Supreme Court may reconsider what is 'violent felony' in '80s-era law

Supreme Court may reconsider what is 'violent felony' in '80s-era law
Justice Antonin Scalia has insisted Congress make clear who is covered by the Armed Career Criminal Act of 1984. (Chip Somodevilla / Getty Images)

The Supreme Court served notice Monday it is ready to reconsider the reach of a 1980s-era law that imposes an extra 15-year prison term on "armed career criminals."

The justices are not troubled because these mandatory prison terms are too stiff. Instead, they voiced concern with the law because it is not clear what crimes trigger the extra punishment.


For example, does a past conviction for drunken driving, child abuse or possession of a sawed-off shotgun count as a "violent felony" on a criminal's record?

The argument Monday suggested this may be the rare instance in which the high court strikes down a criminal law, at least in part, because it is so vague as to be unconstitutional.

In recent years, Justice Antonin Scalia has insisted Congress make clear who is covered by the Armed Career Criminal Act of 1984, and he pressed that view again Monday.

"Can we just patch up this statute?" he asked skeptically of a government lawyer. "It seems to me it has to be done by Congress."

Justices Ruth Bader Ginsburg and Elena Kagan have agreed with Scalia, but it was not clear during the argument whether a five-member majority will strike down the law.

Justice Samuel Alito led the defense of the disputed provision. If its meaning seems confused, he said, it could be because the court "messed it up."

Congress passed the law amid the "war on drugs" of the 1980s, a time when mandatory minimum prison terms were the favored tool of lawmakers. People who were convicted of unlawful possession of a firearm would receive a mandatory 15 years in prison if they had on their record three convictions for a violent felony or a serious drug crime.
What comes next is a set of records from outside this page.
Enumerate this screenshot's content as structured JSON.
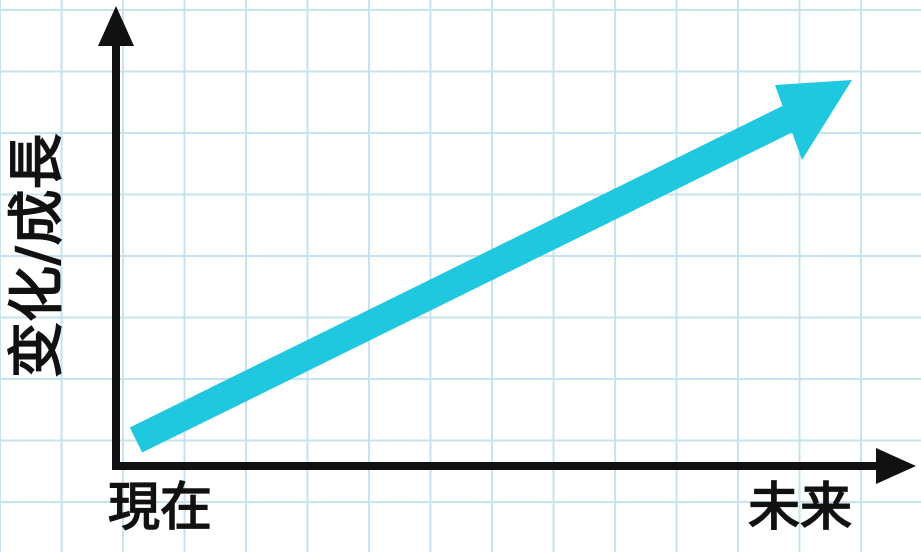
{
  "diagram": {
    "y_axis_label": "变化/成長",
    "x_axis_start_label": "現在",
    "x_axis_end_label": "未来"
  },
  "colors": {
    "grid": "#c6e3ef",
    "axis": "#111111",
    "trend_arrow": "#1fc8de",
    "background": "#ffffff"
  },
  "icons": {
    "trend": "arrow-up-right-icon",
    "x_axis": "arrow-right-icon",
    "y_axis": "arrow-up-icon"
  }
}
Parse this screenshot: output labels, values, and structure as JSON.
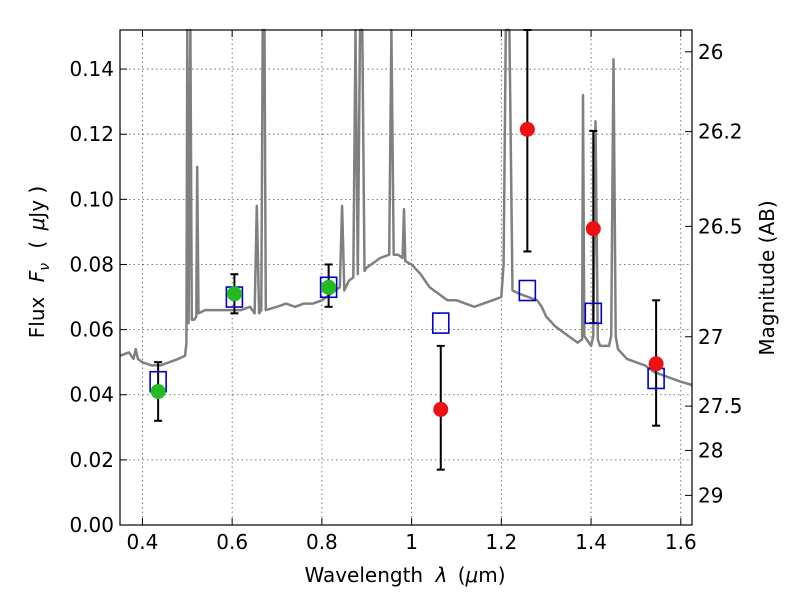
{
  "chart_data": {
    "type": "scatter",
    "xlabel_parts": [
      "Wavelength",
      "λ",
      "(",
      "μ",
      "m)"
    ],
    "ylabel_parts": [
      "Flux",
      "F",
      "ν",
      "(",
      "μ",
      "Jy )"
    ],
    "y2label": "Magnitude (AB)",
    "xlim": [
      0.35,
      1.625
    ],
    "ylim": [
      0.0,
      0.152
    ],
    "grid": true,
    "xticks": [
      {
        "value": 0.4,
        "label": "0.4"
      },
      {
        "value": 0.6,
        "label": "0.6"
      },
      {
        "value": 0.8,
        "label": "0.8"
      },
      {
        "value": 1.0,
        "label": "1"
      },
      {
        "value": 1.2,
        "label": "1.2"
      },
      {
        "value": 1.4,
        "label": "1.4"
      },
      {
        "value": 1.6,
        "label": "1.6"
      }
    ],
    "yticks": [
      {
        "value": 0.0,
        "label": "0.00"
      },
      {
        "value": 0.02,
        "label": "0.02"
      },
      {
        "value": 0.04,
        "label": "0.04"
      },
      {
        "value": 0.06,
        "label": "0.06"
      },
      {
        "value": 0.08,
        "label": "0.08"
      },
      {
        "value": 0.1,
        "label": "0.10"
      },
      {
        "value": 0.12,
        "label": "0.12"
      },
      {
        "value": 0.14,
        "label": "0.14"
      }
    ],
    "y2ticks": [
      {
        "flux": 0.1453,
        "label": "26"
      },
      {
        "flux": 0.1208,
        "label": "26.2"
      },
      {
        "flux": 0.0917,
        "label": "26.5"
      },
      {
        "flux": 0.0578,
        "label": "27"
      },
      {
        "flux": 0.0365,
        "label": "27.5"
      },
      {
        "flux": 0.0229,
        "label": "28"
      },
      {
        "flux": 0.0091,
        "label": "29"
      }
    ],
    "colors": {
      "sed": "#808080",
      "model": "#0000cc",
      "green": "#22bb22",
      "red": "#ee1111",
      "errorbar": "#000000",
      "grid": "#555555"
    },
    "sed_line": [
      [
        0.35,
        0.052
      ],
      [
        0.37,
        0.053
      ],
      [
        0.38,
        0.051
      ],
      [
        0.385,
        0.054
      ],
      [
        0.39,
        0.051
      ],
      [
        0.4,
        0.05
      ],
      [
        0.42,
        0.049
      ],
      [
        0.44,
        0.049
      ],
      [
        0.46,
        0.05
      ],
      [
        0.48,
        0.051
      ],
      [
        0.495,
        0.052
      ],
      [
        0.498,
        0.056
      ],
      [
        0.5,
        0.152
      ],
      [
        0.503,
        0.062
      ],
      [
        0.507,
        0.152
      ],
      [
        0.51,
        0.063
      ],
      [
        0.515,
        0.063
      ],
      [
        0.52,
        0.064
      ],
      [
        0.522,
        0.11
      ],
      [
        0.525,
        0.065
      ],
      [
        0.54,
        0.066
      ],
      [
        0.56,
        0.066
      ],
      [
        0.58,
        0.066
      ],
      [
        0.6,
        0.066
      ],
      [
        0.62,
        0.066
      ],
      [
        0.64,
        0.067
      ],
      [
        0.65,
        0.065
      ],
      [
        0.655,
        0.098
      ],
      [
        0.66,
        0.065
      ],
      [
        0.665,
        0.066
      ],
      [
        0.668,
        0.152
      ],
      [
        0.672,
        0.152
      ],
      [
        0.675,
        0.066
      ],
      [
        0.7,
        0.067
      ],
      [
        0.72,
        0.068
      ],
      [
        0.74,
        0.067
      ],
      [
        0.76,
        0.068
      ],
      [
        0.78,
        0.068
      ],
      [
        0.8,
        0.069
      ],
      [
        0.82,
        0.071
      ],
      [
        0.84,
        0.073
      ],
      [
        0.845,
        0.098
      ],
      [
        0.85,
        0.072
      ],
      [
        0.86,
        0.075
      ],
      [
        0.87,
        0.076
      ],
      [
        0.875,
        0.152
      ],
      [
        0.88,
        0.077
      ],
      [
        0.885,
        0.152
      ],
      [
        0.89,
        0.152
      ],
      [
        0.895,
        0.078
      ],
      [
        0.9,
        0.079
      ],
      [
        0.91,
        0.08
      ],
      [
        0.93,
        0.082
      ],
      [
        0.95,
        0.083
      ],
      [
        0.955,
        0.152
      ],
      [
        0.96,
        0.083
      ],
      [
        0.97,
        0.083
      ],
      [
        0.98,
        0.082
      ],
      [
        0.983,
        0.097
      ],
      [
        0.986,
        0.081
      ],
      [
        1.0,
        0.08
      ],
      [
        1.02,
        0.077
      ],
      [
        1.04,
        0.073
      ],
      [
        1.06,
        0.071
      ],
      [
        1.08,
        0.069
      ],
      [
        1.1,
        0.069
      ],
      [
        1.12,
        0.068
      ],
      [
        1.14,
        0.067
      ],
      [
        1.16,
        0.068
      ],
      [
        1.18,
        0.069
      ],
      [
        1.2,
        0.07
      ],
      [
        1.205,
        0.08
      ],
      [
        1.21,
        0.152
      ],
      [
        1.218,
        0.152
      ],
      [
        1.225,
        0.072
      ],
      [
        1.24,
        0.071
      ],
      [
        1.26,
        0.07
      ],
      [
        1.28,
        0.069
      ],
      [
        1.29,
        0.067
      ],
      [
        1.3,
        0.064
      ],
      [
        1.32,
        0.061
      ],
      [
        1.34,
        0.059
      ],
      [
        1.36,
        0.057
      ],
      [
        1.37,
        0.056
      ],
      [
        1.38,
        0.057
      ],
      [
        1.382,
        0.132
      ],
      [
        1.385,
        0.058
      ],
      [
        1.39,
        0.057
      ],
      [
        1.4,
        0.055
      ],
      [
        1.405,
        0.058
      ],
      [
        1.41,
        0.124
      ],
      [
        1.415,
        0.057
      ],
      [
        1.42,
        0.055
      ],
      [
        1.44,
        0.055
      ],
      [
        1.445,
        0.058
      ],
      [
        1.45,
        0.143
      ],
      [
        1.455,
        0.058
      ],
      [
        1.46,
        0.054
      ],
      [
        1.48,
        0.051
      ],
      [
        1.5,
        0.05
      ],
      [
        1.52,
        0.049
      ],
      [
        1.54,
        0.047
      ],
      [
        1.56,
        0.046
      ],
      [
        1.58,
        0.045
      ],
      [
        1.6,
        0.044
      ],
      [
        1.625,
        0.043
      ]
    ],
    "series": [
      {
        "marker": "open-square",
        "color": "#0000cc",
        "points": [
          {
            "x": 0.435,
            "y": 0.044
          },
          {
            "x": 0.605,
            "y": 0.07
          },
          {
            "x": 0.815,
            "y": 0.073
          },
          {
            "x": 1.065,
            "y": 0.062
          },
          {
            "x": 1.258,
            "y": 0.072
          },
          {
            "x": 1.405,
            "y": 0.065
          },
          {
            "x": 1.545,
            "y": 0.045
          }
        ]
      },
      {
        "marker": "circle",
        "color": "#22bb22",
        "points": [
          {
            "x": 0.435,
            "y": 0.041,
            "err_lo": 0.032,
            "err_hi": 0.05
          },
          {
            "x": 0.605,
            "y": 0.071,
            "err_lo": 0.065,
            "err_hi": 0.077
          },
          {
            "x": 0.815,
            "y": 0.073,
            "err_lo": 0.067,
            "err_hi": 0.08
          }
        ]
      },
      {
        "marker": "circle",
        "color": "#ee1111",
        "points": [
          {
            "x": 1.065,
            "y": 0.0355,
            "err_lo": 0.017,
            "err_hi": 0.055
          },
          {
            "x": 1.258,
            "y": 0.1215,
            "err_lo": 0.084,
            "err_hi": 0.152
          },
          {
            "x": 1.405,
            "y": 0.091,
            "err_lo": 0.062,
            "err_hi": 0.121
          },
          {
            "x": 1.545,
            "y": 0.0495,
            "err_lo": 0.0305,
            "err_hi": 0.069
          }
        ]
      }
    ]
  }
}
As examples of violent crimes, the law cited burglary, arson, extortion or the use of explosives. But it then described other "conduct that presents a serious potential risk of physical injury to another."

The last phrase has puzzled trial judges as well as the high court.

In 2008, the court said a drunk driving conviction did not count as a violent felony because the motorist did not intend to cause violence. But in 2011, the justices decided that fleeing from the police in a vehicle did count as a violent felony because, like a burglary, it could lead to a violent confrontation.

The case heard Monday concerned Samuel Johnson, a white supremacist from Minnesota who was arrested after telling an FBI undercover agent that he had homemade explosives and had picked out several targets. He was found with an AK 47 rifle and a .22 caliber semiautomatic handgun.

He pleaded guilty to the gun possession charges, and a federal judged sentenced him to 15 years in prison because he had three "violent felonies" on his record. They included one robbery count, one count of attempted robbery and possession of a sawed-off shotgun.

Johnson appealed the sentence on the grounds that possessing a short-barrel shotgun was not a violent felony.

Katherine Menendez, a federal public defender from Minneapolis, urged the court to strike down the part of the law that allows judges to decide which past crimes are subject to the law.

Congress "did not set out with clarity what predicate offenses fall within its coverage," she told the court.

If the court agrees with her in Johnson vs. United States, its decision could give hundreds of federal inmates grounds for challenging their prison terms.